Paying for toll roads and bridges/tunnels has become more complicated in recent years. More and more locations are depending on toll-by-plate systems to send you a bill or otherwise use a transponder in your car to keep track of how much you owe. If you go through a toll in a rental car, the bill for the toll goes to the rental car company and eventually gets charged to your credit card. Rental car companies have turned this into another way for them to
rip you off augment their revenue stream and often add huge surcharges to rentals even if you only go through one toll during your rental. We’ve written about how you can try to avoid these charges by renting from a company who charges a fair rate for their toll payment services. But what if the car rental company sends you a bill after your rental for tolls you know you didn’t go through?
Steve, our friend and reader of YMMV recently wrote about how he received a charge of $141.50 on his credit card several months after he rented a car from Hertz at Philadelphia Airport. Upon seeing the charge hit his Citi credit card, he called the bank to put the charge into dispute, as he knew he hadn’t go through tolls that would equal that amount during the rental. Citi researched the claim but responded by reinstating the charges claiming that Hertz proved he was the one who made the charges and the bill was valid.
Here’s where it becomes difficult. How can you prove to a bank that the company that charged you is wrong? I had a similar instance with a rental car company when they insisted that I was responsible for returning a car with a full tank of gas when I only rented it with half of a tank. Steve did a smart thing and requested a copy of the itemized bill from Plate Pass, the company used by Hertz to process toll payments. He also kept a copy of his rental statement from Hertz.
Quite clearly on the rental car bill, it says that his rental in Philadelphia started at 1:24PM and the first toll on the Plate Pass statement was for the George Washington Bridge at 2:03 PM. That’s a 112 mile trip in 40 minutes, without going through any tolls before hitting the GWB. Anyone who’s ever driven through New Jersey in the middle of the afternoon knows that is pretty much impossible to do.
Steve also supposedly managed to rack up this toll bill over 4 days and still managed to return the car to Philadelphia with only 178 miles on the speedometer.
Even with this mounting evidence in his favor, the companies were not able solve the problem easily.

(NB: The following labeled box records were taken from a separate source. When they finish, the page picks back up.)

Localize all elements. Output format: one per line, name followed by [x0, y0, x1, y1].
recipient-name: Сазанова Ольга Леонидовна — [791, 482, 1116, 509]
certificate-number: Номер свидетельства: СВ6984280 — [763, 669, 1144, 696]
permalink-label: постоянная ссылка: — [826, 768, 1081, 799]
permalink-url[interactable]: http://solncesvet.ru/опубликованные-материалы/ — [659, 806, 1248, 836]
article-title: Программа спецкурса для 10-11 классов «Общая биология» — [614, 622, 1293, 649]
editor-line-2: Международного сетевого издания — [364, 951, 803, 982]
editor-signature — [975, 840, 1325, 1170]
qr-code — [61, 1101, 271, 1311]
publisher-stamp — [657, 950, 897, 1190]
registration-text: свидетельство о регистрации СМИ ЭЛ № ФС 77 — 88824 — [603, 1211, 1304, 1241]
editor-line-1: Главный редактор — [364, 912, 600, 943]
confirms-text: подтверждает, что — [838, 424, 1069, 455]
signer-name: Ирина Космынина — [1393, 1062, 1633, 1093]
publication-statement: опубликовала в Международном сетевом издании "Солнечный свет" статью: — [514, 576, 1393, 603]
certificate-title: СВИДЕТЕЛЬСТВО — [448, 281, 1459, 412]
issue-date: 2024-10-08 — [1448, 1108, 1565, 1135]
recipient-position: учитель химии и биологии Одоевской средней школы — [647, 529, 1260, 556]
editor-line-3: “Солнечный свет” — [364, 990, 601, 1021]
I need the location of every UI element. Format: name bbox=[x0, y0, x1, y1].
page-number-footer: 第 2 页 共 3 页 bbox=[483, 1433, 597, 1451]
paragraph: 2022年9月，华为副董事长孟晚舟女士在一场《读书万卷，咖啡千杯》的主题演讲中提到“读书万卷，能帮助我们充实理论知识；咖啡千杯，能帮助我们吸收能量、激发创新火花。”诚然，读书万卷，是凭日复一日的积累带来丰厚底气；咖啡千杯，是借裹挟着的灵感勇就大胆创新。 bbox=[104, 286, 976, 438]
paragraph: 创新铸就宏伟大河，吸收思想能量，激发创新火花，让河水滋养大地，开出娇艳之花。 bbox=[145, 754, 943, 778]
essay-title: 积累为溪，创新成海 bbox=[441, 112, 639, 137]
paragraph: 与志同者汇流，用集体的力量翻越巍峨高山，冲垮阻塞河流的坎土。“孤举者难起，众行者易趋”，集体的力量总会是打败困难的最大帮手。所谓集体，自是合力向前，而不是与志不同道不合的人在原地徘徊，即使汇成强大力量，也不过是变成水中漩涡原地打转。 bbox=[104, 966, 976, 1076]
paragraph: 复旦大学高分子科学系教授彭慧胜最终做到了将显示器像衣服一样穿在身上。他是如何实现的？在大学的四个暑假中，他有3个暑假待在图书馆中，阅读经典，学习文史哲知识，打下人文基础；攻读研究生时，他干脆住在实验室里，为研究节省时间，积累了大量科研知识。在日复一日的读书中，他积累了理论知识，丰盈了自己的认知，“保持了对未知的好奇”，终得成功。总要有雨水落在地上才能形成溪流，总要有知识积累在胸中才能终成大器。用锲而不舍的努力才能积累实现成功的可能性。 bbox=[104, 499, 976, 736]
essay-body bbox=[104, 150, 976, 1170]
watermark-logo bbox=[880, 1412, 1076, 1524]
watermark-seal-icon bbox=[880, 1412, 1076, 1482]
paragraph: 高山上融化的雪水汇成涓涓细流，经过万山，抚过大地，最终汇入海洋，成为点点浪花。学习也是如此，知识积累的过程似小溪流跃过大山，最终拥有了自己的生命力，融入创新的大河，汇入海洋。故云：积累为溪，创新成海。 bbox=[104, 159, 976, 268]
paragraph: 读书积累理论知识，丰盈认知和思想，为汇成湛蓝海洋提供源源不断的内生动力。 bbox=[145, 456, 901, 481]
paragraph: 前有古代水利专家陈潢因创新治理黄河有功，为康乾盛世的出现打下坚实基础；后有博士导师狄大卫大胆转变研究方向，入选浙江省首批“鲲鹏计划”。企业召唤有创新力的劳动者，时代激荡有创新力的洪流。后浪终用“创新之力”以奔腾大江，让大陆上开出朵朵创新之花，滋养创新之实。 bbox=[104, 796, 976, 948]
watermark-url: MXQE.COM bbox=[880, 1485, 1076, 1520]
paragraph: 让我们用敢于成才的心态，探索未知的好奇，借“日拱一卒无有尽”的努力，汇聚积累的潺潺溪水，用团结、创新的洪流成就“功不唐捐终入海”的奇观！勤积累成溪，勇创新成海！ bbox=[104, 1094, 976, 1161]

At first he called Citi and they told him he’d have to resolve it with Hertz. When calling Hertz, they told him he’d have to resolve this issue with Plate Pass. Eventually Plate Pass agreed the toll charges on his rental didn’t add up and they would issue him a credit. This was in November 2017. He still didn’t receive a credit on his charge card so he called Citi again to put the charge back in dispute claiming that Plate Pass agreed the charge was incorrect. It remained that way until the beginning of January 2018, when Steve finally received a check in the mail with a refund in the amount of the total charges of the tolls from the rental. There was no explanation given, just a check in an envelope.
While this story eventually was resolved in Steve’s favor, you can see how difficult it was to prove he was in the right. What if he had driven the car for more miles, or even worse, actually drove it to New York? How would he have proven those weren’t tolls he had gone through?
Steve has other rentals from Hertz coming up in in the future that had already been prepaid. After going through all of this, he asked Hertz if he could cancel the rentals for a refund because he was fearful they would charge him extraordinary toll charges again. They refused. However they did say that it’s possible to deactivate the Plate Pass system when renting the car, which is his intention when picking up another rental.
I shared this story to show that it’s possible to win when arguing with banks and travel companies. It may take more time and much more effort than should be required to prove you’re right, but persistence pays off in the end.
A tip of the hat and a huge thank-you to Steve C. for sharing his story.